2016-Analysis of Big Data

Analysis of Big Data 
Organizer and Chair: Francois Bellavance (HEC Montreal) 

LUKE BORNN, Simon Fraser University
From Pixels to Points: Using Tracking Data to Measure Performance in Professional Sports [PDF]
In this talk I will explore how players perform, both individually and as a team, on a basketball court. By blending advanced spatio-temporal models with geography-inspired mapping tools, we are able to understand player skill far better than either individual tool allows. Using optical tracking data consisting of hundreds of millions of observations, I will demonstrate these ideas by characterizing defensive skill and decision making in NBA players. 
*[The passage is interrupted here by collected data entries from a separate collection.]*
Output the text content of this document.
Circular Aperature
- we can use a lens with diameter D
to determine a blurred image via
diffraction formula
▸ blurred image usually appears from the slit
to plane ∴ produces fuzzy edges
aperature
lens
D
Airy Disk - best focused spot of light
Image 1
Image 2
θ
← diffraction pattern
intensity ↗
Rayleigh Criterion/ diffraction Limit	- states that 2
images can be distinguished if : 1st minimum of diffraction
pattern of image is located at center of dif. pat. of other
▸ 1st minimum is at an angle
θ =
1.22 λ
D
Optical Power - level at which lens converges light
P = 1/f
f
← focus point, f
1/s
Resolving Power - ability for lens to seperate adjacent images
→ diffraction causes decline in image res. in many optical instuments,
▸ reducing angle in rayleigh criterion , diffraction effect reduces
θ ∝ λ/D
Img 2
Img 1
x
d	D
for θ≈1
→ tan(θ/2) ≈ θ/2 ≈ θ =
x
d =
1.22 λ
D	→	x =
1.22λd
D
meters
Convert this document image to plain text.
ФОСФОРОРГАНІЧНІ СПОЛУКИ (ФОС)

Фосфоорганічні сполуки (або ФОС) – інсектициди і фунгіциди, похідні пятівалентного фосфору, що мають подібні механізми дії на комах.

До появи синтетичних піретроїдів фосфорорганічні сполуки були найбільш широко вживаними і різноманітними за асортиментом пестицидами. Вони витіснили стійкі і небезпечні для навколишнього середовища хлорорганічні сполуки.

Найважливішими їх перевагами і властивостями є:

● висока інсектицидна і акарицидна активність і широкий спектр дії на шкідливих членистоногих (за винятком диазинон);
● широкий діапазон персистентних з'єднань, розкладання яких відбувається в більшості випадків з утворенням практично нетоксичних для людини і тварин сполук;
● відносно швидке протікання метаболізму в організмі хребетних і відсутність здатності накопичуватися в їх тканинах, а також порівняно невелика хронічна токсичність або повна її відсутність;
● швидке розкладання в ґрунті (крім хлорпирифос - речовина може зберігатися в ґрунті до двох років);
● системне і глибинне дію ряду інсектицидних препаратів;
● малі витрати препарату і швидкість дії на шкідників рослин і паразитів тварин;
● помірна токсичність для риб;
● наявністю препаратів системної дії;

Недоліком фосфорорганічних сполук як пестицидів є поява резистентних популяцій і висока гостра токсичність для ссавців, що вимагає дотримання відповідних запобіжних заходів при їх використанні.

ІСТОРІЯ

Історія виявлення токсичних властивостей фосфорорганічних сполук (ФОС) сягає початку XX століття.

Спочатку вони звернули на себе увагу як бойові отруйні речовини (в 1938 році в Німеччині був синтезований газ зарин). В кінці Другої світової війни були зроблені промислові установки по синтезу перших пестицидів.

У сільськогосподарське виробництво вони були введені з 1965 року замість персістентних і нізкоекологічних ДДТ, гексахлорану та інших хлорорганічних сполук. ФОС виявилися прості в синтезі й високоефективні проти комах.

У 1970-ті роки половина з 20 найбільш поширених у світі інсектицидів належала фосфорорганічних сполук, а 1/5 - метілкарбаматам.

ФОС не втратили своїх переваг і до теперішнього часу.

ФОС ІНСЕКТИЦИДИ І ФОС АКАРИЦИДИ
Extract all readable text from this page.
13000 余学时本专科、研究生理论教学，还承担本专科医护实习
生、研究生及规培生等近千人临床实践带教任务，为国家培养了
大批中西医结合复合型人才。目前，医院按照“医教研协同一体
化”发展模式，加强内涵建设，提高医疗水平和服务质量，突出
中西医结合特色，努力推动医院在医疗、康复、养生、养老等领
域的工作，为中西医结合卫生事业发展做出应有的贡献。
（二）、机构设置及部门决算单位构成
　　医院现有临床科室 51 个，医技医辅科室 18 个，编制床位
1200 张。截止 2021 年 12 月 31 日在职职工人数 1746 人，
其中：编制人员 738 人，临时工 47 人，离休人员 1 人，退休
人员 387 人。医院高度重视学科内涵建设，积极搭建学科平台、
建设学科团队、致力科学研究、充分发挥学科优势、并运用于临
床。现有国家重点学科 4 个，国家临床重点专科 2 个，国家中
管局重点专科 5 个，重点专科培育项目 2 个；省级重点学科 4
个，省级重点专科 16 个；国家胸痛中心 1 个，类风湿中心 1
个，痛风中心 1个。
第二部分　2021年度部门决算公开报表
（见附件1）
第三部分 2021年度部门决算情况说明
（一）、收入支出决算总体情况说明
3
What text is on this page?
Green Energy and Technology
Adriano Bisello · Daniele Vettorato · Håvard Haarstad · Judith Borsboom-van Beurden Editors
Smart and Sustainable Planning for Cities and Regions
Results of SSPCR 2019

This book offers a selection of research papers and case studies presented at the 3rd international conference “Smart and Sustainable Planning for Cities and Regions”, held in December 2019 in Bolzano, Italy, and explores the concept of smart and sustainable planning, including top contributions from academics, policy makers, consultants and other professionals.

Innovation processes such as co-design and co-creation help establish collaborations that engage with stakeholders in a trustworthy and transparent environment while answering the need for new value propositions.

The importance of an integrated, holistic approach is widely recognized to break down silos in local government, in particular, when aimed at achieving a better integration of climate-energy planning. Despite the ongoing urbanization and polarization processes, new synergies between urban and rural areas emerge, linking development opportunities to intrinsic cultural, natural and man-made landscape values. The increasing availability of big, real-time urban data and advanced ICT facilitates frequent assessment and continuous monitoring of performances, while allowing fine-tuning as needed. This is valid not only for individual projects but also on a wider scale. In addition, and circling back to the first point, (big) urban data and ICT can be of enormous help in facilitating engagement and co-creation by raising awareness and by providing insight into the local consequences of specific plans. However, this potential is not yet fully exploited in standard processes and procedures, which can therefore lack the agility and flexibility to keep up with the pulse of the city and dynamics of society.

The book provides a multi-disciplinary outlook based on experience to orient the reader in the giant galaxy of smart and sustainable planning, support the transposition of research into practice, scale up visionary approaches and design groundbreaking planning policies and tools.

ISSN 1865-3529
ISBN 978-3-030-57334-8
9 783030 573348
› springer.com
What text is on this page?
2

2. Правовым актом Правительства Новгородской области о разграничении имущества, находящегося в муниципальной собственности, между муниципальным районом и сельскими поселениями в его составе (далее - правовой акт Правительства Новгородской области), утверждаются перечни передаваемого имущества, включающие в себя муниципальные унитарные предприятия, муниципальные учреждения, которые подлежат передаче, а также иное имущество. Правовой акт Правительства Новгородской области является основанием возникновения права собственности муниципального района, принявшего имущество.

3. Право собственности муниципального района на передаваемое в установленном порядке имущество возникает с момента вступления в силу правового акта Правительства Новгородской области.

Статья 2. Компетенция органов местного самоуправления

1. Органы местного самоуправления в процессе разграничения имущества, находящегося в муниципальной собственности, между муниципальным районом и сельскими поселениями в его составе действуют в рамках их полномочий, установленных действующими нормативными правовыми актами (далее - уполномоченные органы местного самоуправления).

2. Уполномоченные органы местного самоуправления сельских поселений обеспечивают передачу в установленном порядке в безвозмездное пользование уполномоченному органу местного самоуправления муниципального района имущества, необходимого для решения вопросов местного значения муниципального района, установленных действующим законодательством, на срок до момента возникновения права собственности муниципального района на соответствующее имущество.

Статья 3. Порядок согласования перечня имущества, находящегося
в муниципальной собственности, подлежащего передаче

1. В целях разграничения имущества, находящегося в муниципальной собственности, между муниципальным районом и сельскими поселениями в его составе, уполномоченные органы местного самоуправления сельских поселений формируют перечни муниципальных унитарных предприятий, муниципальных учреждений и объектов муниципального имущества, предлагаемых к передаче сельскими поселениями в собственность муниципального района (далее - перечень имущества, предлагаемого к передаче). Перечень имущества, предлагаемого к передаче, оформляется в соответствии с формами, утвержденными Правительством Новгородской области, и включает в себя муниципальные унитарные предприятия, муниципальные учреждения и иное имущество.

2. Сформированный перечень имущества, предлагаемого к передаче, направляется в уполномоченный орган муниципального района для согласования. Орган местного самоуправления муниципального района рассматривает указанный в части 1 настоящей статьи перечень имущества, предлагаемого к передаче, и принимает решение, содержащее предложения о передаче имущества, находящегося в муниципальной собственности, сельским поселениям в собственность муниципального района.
ERSHAD BANIJAMALI, University of Waterloo
Generative Mixture of Networks  [PDF]
In this talk I will introduce a generative model by training deep architecture. The model starts with dividing the input data into K clusters and feeding each of them into a separate network. So, there is a big network which consists of K sub-networks. The goal of training each sub-network is to generate samples which have close distribution to the underlying distribution of its assigned training set. Empirical estimation of Maximum Mean Discrepancy (MMD) is used as a measure of distance between these two distributions. Subsequently, an algorithm is employed whose goal is to further train the networks, jointly with updating the clusters of the training set by a non-parametric likelihood estimation. We call this algorithm, Mixture of Networks
Clustering Ultra High-Dimensional Data  [PDF]
Some approaches to clustering ultra high-dimensional data are considered. Each approach is based on a mixture model, and each component thereof is taken as corresponding to a cluster. Some approaches depend on the assumption of an underlying low-dimensional (latent) space while others also draw on shrinkage. Real data are used for illustration.